Woodburn (1982) argues that explicit and unambigious egalitarianism is the principal mode of organisation only in societies employing an immediate-return system. What's the meaning of this term and how does it constrast with a ‘delayed-return’ system.

The Immediate-return system

In this system ‘people obtain a direct and immediate return from their labour. They go out hunting or gathering and eat the food obtained the same day or casually over the days that follow. Food is neither elaborately processed nor stored’ (Woodburn, 1982). Tools and weapons are easy to make and to acquire.

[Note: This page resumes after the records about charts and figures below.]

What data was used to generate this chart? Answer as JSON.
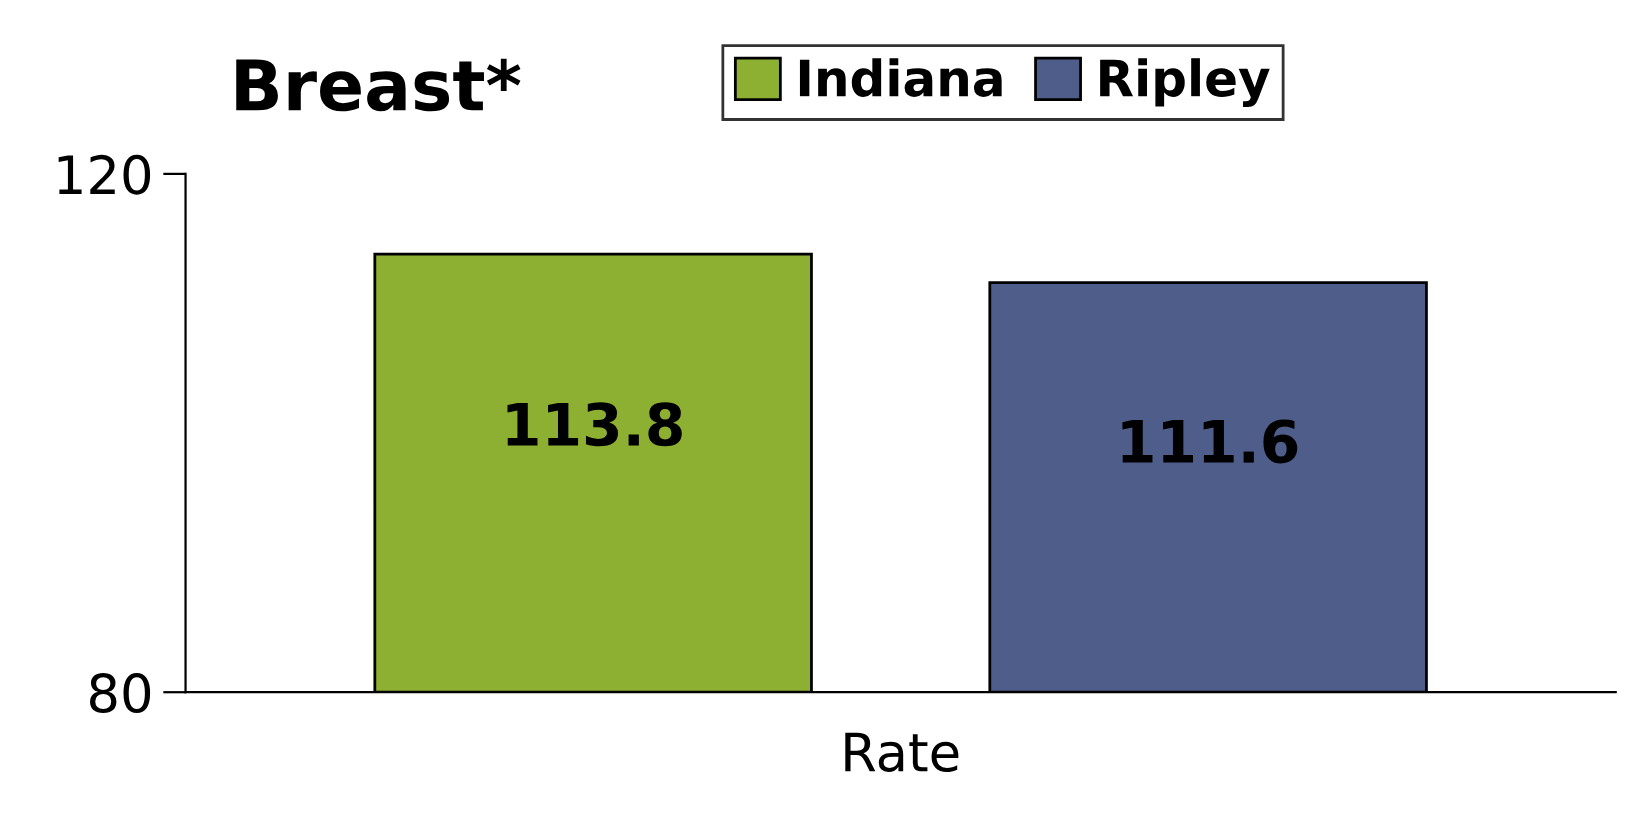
{
  "chart_data": {
    "type": "bar",
    "title": "Breast*",
    "categories": [
      "Rate"
    ],
    "series": [
      {
        "name": "Indiana",
        "color": "#8db033",
        "values": [
          113.8
        ]
      },
      {
        "name": "Ripley",
        "color": "#4e5d8a",
        "values": [
          111.6
        ]
      }
    ],
    "ylim": [
      80,
      120
    ],
    "yticks": [
      80,
      120
    ],
    "data_labels": true,
    "legend": "top",
    "grid": false
  }
}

This system provides the infrastructure – the structural conditions of existence – for a specific mode of social organisation, where (i) social groupings are flexible and changing in composition, (ii) individuals have a choice about whom they associate with in a wide range of activities, (iii) people are not dependent on specific people for access to essential resources and (iii) social relationships emphasize mutuality and not long term patterns of dependency.

The Delayed-return system

In this system ‘people hold rights over valued assets of some sort, which either present a yield, a return for labour applied over time or, if not, are held and managed in a way which resembles and has similar social implications to delayed yields on labour’ (Woodburn, 1982). These assets are (i) tools and the means of production, (ii) stored food, (iii) ‘managed’ wild foods and resources and (iv) rights to bestow female kin in marriage to other men.

This system necessarily generates social relationships that depend on (i) clearly defined and ordered social relationships through which goods and services can be transmitted and (ii) binding commitments and dependencies between people.